- o carteiro -
e o Homem criou Deus... (XX)
Como vimos, os textos de um filósofo em particular foram importantes para a formação de um novo espírito a Ocidente. Os textos eram de Aristóteles cuja lógica - lógica aristotélica - tornaram-se as bases para a alteração de pensamento, passando da contemplação interior, para a observação exterior do mundo. Um paradigma disto é o estudo sistematizado do corpo humano através de dissecações (proibidas em muitas cortes, principalmente as cristãs). Para preservar os valores cristãos, Igreja e Estado unem-se frequentemente para suprimir os avanços científicos. Mas ainda mais frequentemente unem-se para travar, na Europa, uma luta pela propriedade, pelo poder e pelas almas humanas. É isto que marca o segundo milénio do cristianismo.
De forma crescente, os dirigentes das nações emergentes aliam-se aos reformistas protestantes contra o poder de Roma. E não há nenhum lugar onde isto seja mais visível e exemplificativo do que em Inglaterra. Na Inglaterra do início do século XVI, Henrique VIII, um católico devoto (o Papa chega a dar-lhe o título de "Defensor da Fé") tem uma obsessão, legítima, de dar ao trono inglês um herdeiro (homem) algo que o rei não consegue alcançar com a sua esposa Catarina de Aragão. Vai daí - e como a culpa é sempre das mulheres! - toma como amante Ana Bolena e rapidamente a engravida.
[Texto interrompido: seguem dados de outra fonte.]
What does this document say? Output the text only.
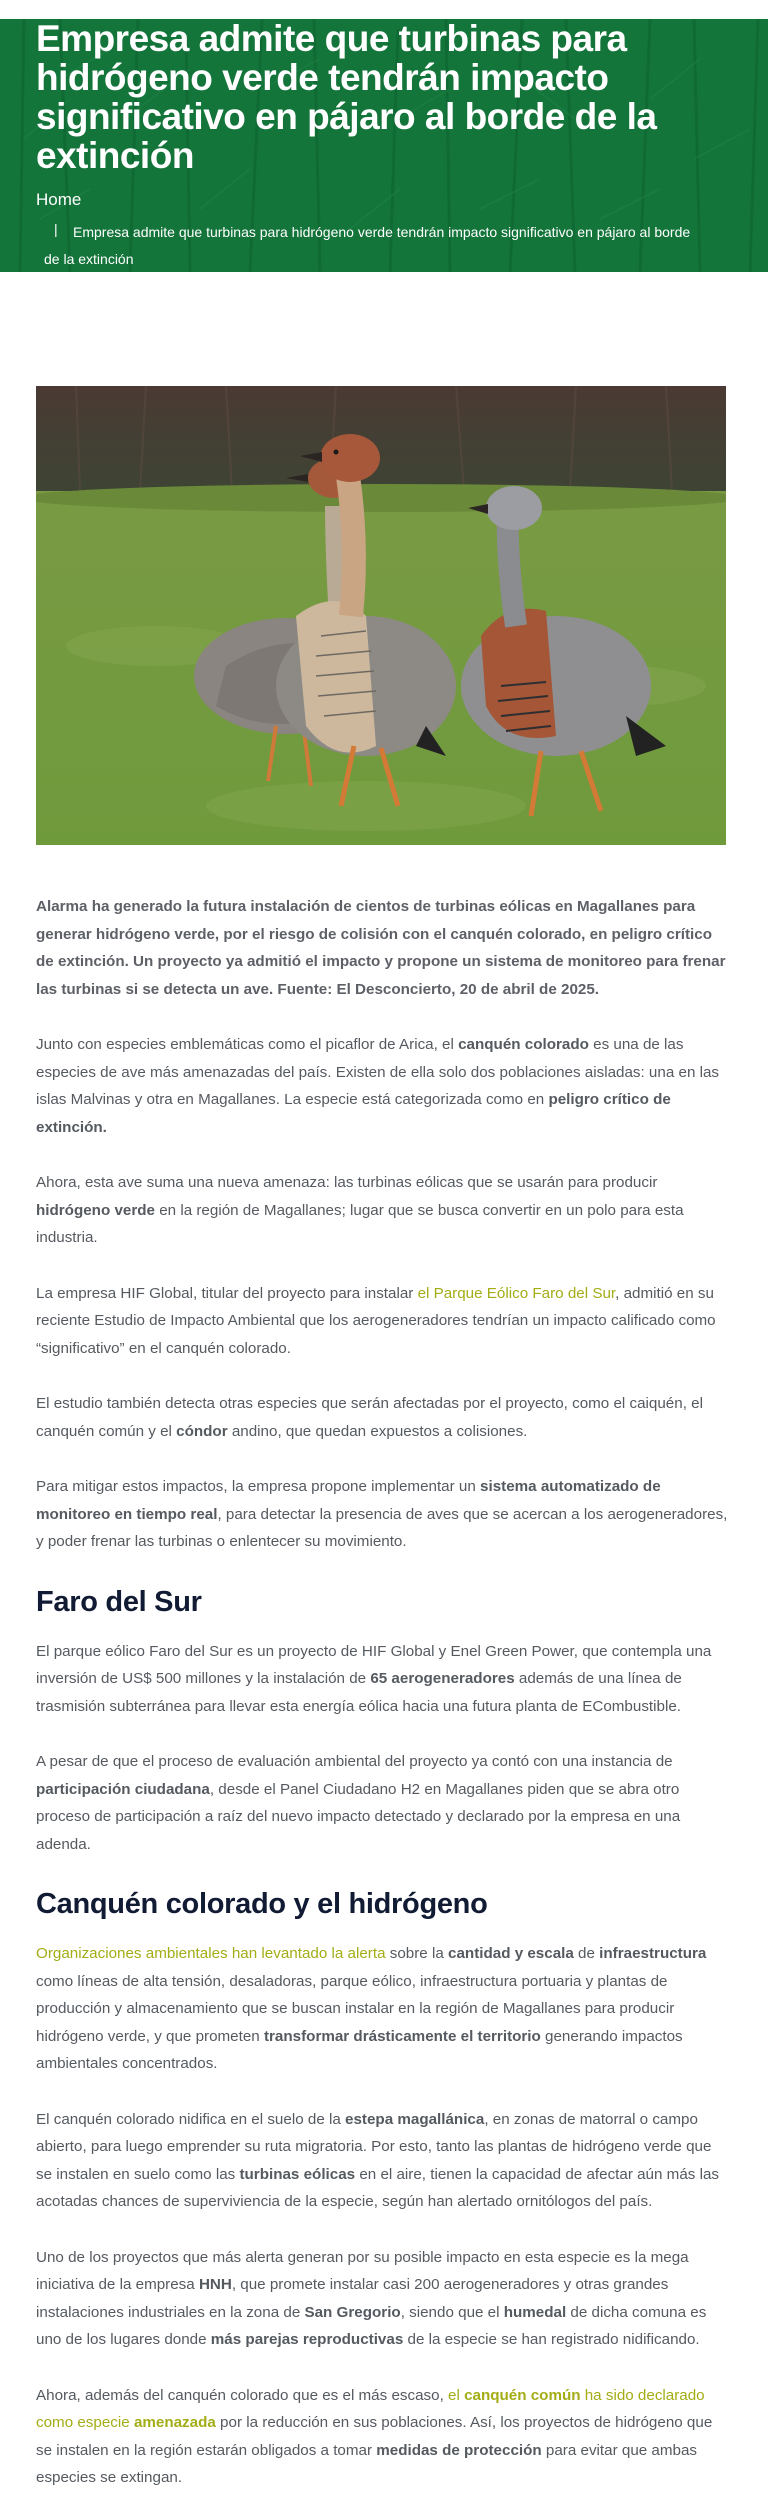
Empresa admite que turbinas para hidrógeno verde tendrán impacto significativo en pájaro al borde de la extinción
Home
|	Empresa admite que turbinas para hidrógeno verde tendrán impacto significativo en pájaro al borde de la extinción

Alarma ha generado la futura instalación de cientos de turbinas eólicas en Magallanes para generar hidrógeno verde, por el riesgo de colisión con el canquén colorado, en peligro crítico de extinción. Un proyecto ya admitió el impacto y propone un sistema de monitoreo para frenar las turbinas si se detecta un ave. Fuente: El Desconcierto, 20 de abril de 2025.

Junto con especies emblemáticas como el picaflor de Arica, el canquén colorado es una de las especies de ave más amenazadas del país. Existen de ella solo dos poblaciones aisladas: una en las islas Malvinas y otra en Magallanes. La especie está categorizada como en peligro crítico de extinción.

Ahora, esta ave suma una nueva amenaza: las turbinas eólicas que se usarán para producir hidrógeno verde en la región de Magallanes; lugar que se busca convertir en un polo para esta industria.

La empresa HIF Global, titular del proyecto para instalar el Parque Eólico Faro del Sur, admitió en su reciente Estudio de Impacto Ambiental que los aerogeneradores tendrían un impacto calificado como “significativo” en el canquén colorado.

El estudio también detecta otras especies que serán afectadas por el proyecto, como el caiquén, el canquén común y el cóndor andino, que quedan expuestos a colisiones.

Para mitigar estos impactos, la empresa propone implementar un sistema automatizado de monitoreo en tiempo real, para detectar la presencia de aves que se acercan a los aerogeneradores, y poder frenar las turbinas o enlentecer su movimiento.

Faro del Sur

El parque eólico Faro del Sur es un proyecto de HIF Global y Enel Green Power, que contempla una inversión de US$ 500 millones y la instalación de 65 aerogeneradores además de una línea de trasmisión subterránea para llevar esta energía eólica hacia una futura planta de ECombustible.

A pesar de que el proceso de evaluación ambiental del proyecto ya contó con una instancia de participación ciudadana, desde el Panel Ciudadano H2 en Magallanes piden que se abra otro proceso de participación a raíz del nuevo impacto detectado y declarado por la empresa en una adenda.

Canquén colorado y el hidrógeno

Organizaciones ambientales han levantado la alerta sobre la cantidad y escala de infraestructura como líneas de alta tensión, desaladoras, parque eólico, infraestructura portuaria y plantas de producción y almacenamiento que se buscan instalar en la región de Magallanes para producir hidrógeno verde, y que prometen transformar drásticamente el territorio generando impactos ambientales concentrados.

El canquén colorado nidifica en el suelo de la estepa magallánica, en zonas de matorral o campo abierto, para luego emprender su ruta migratoria. Por esto, tanto las plantas de hidrógeno verde que se instalen en suelo como las turbinas eólicas en el aire, tienen la capacidad de afectar aún más las acotadas chances de superviviencia de la especie, según han alertado ornitólogos del país.

Uno de los proyectos que más alerta generan por su posible impacto en esta especie es la mega iniciativa de la empresa HNH, que promete instalar casi 200 aerogeneradores y otras grandes instalaciones industriales en la zona de San Gregorio, siendo que el humedal de dicha comuna es uno de los lugares donde más parejas reproductivas de la especie se han registrado nidificando.

Ahora, además del canquén colorado que es el más escaso, el canquén común ha sido declarado como especie amenazada por la reducción en sus poblaciones. Así, los proyectos de hidrógeno que se instalen en la región estarán obligados a tomar medidas de protección para evitar que ambas especies se extingan.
Em segredo, Henrique casa com Ana Bolena, mas para conseguir que a criança seja mesmo legítima, falta um pormenor: divorciar-se da primeira mulher. Só que isso naquele tempo ia contra a lei católica. Henrique apela ao Papa Clemente VII que autoriza o divórcio, mas este nega. Em resposta Henrique depõe o arcebispo da Cantuária e sugere um outro da sua confiança. O novo arcebispo declara o primeiro casamento nulo e reconhece como legítimo o casamento entre o rei e Ana Bolena. O Papa responde excomungando Henrique e Henrique responde quebrando laços com Roma e posiciona toda a Igreja sob o seu reinado, sob a sua própria supervisão, orientação e liderança. Isto marca o início do Anglicanismo.
Em 1534 Henrique vai mais longe pedindo a todos os súbditos que se sujeitem ao Acto de Supremacia. O Acto diz que Henrique é o governador supremo de Inglaterra, colocando-o acima das autoridades religiosas. Há outra consequência da luta de Henrique VIII com a Igreja de Roma: Thomas More, o chanceler do reino, declina o convite do monarca para estar presente no casamento do rei com Ana Bolena e recusa igualmente o Acto de Sucessão segundo o qual apenas os filhos de Henrique com Ana Bolena eram os únicos herdeiros ao trono. Henrique VIII não tem mais nada: encerra Thomas More na Torre de Londres e em 1535 ordena a sua decapitação. Como se não bastasse, Ana Bolena "falha" e não consegue dar ao rei o tal filho. Por causa disto, também ela é decapitada. 400 anos após a sua morte, Thomas More, o autor da revolucionária "Utopia", é beatificado e declarado santo pelo Papa Pio XI.